Grupo militante da Somália revela ter se aliado à Al-Qaeda

O maior grupo militante islâmico da Somália, o Al-Shabab, confirmou pela primeira vez que se aliou à rede extremista Al-Qaeda. Em um comunicado, o grupo disse que a jihad (guerra santa) do Chifre da África (nordeste africano) deve ser combinada à jihad internacional liderada pela Al-Qaeda.

BBC Brasil |

Rebeldes islâmicos controlam grande parte das regiões central e sul da Somália. O governo, que tem o apoio da Organização das Nações Unidas (ONU) e da União Africana, controla apenas uma pequena parte de Mogadishu.

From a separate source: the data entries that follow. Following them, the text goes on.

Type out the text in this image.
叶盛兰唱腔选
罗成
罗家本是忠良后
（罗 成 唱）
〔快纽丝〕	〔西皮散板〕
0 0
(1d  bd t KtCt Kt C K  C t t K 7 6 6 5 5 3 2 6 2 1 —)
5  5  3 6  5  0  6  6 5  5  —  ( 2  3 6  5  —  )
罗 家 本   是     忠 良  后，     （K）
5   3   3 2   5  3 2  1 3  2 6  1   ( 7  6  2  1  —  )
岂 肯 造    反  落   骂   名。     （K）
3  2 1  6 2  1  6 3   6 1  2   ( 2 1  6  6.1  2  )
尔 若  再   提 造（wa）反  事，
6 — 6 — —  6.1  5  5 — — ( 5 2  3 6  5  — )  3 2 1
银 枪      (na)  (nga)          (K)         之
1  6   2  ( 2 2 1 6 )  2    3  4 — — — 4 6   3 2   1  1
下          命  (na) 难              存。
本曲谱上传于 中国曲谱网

O Al-Shabab lançou na sexta-feira uma série de ataques contra alvos do governo e da União Africana na Somália.

Nesta segunda-feira, pelo menos oito pessoas morreram na capital do país, Mogadishu, após confrontos entre tropas do governo e militantes islâmicos, de acordo com a agência de notícias Associated Press.

Outros grupos
Apesar de ter sido acusado várias vezes, pelos Estados Unidos, de estar vinculado à Al-Qaeda, o Al-Shabab negou a associação em entrevista recente à BBC.

Segundo o jornalista da seção somali da BBC Mohamed Mohamed, esta é a primeira vez que o grupo confirma oficialmente que suas atividades estão vinculadas à organização chefiada por Bin Laden.

Na mesma declaração, o grupo anunciou que seus militantes se uniram a um outro grupo rebelde menor chamado Kamboni.

O Kamboni é liderado por Hassan Turki, um militante que os Estados Unidos acusam de ser um "financiador do terrorismo".

O Al-Shabab disse que estava tentando unir todas as forças muçulmanas para criar na Somália um Estado Islâmico baseado em uma interpretação rigorosa da lei Sharia, ou lei islâmica.

O grupo, que controla áreas da Somália, fez execuções públicas e apedrejamentos.

Violência e disputas pelo poder vêm causando destruição na Somália há duas décadas. Não existe um governo unificado no país desde 1991.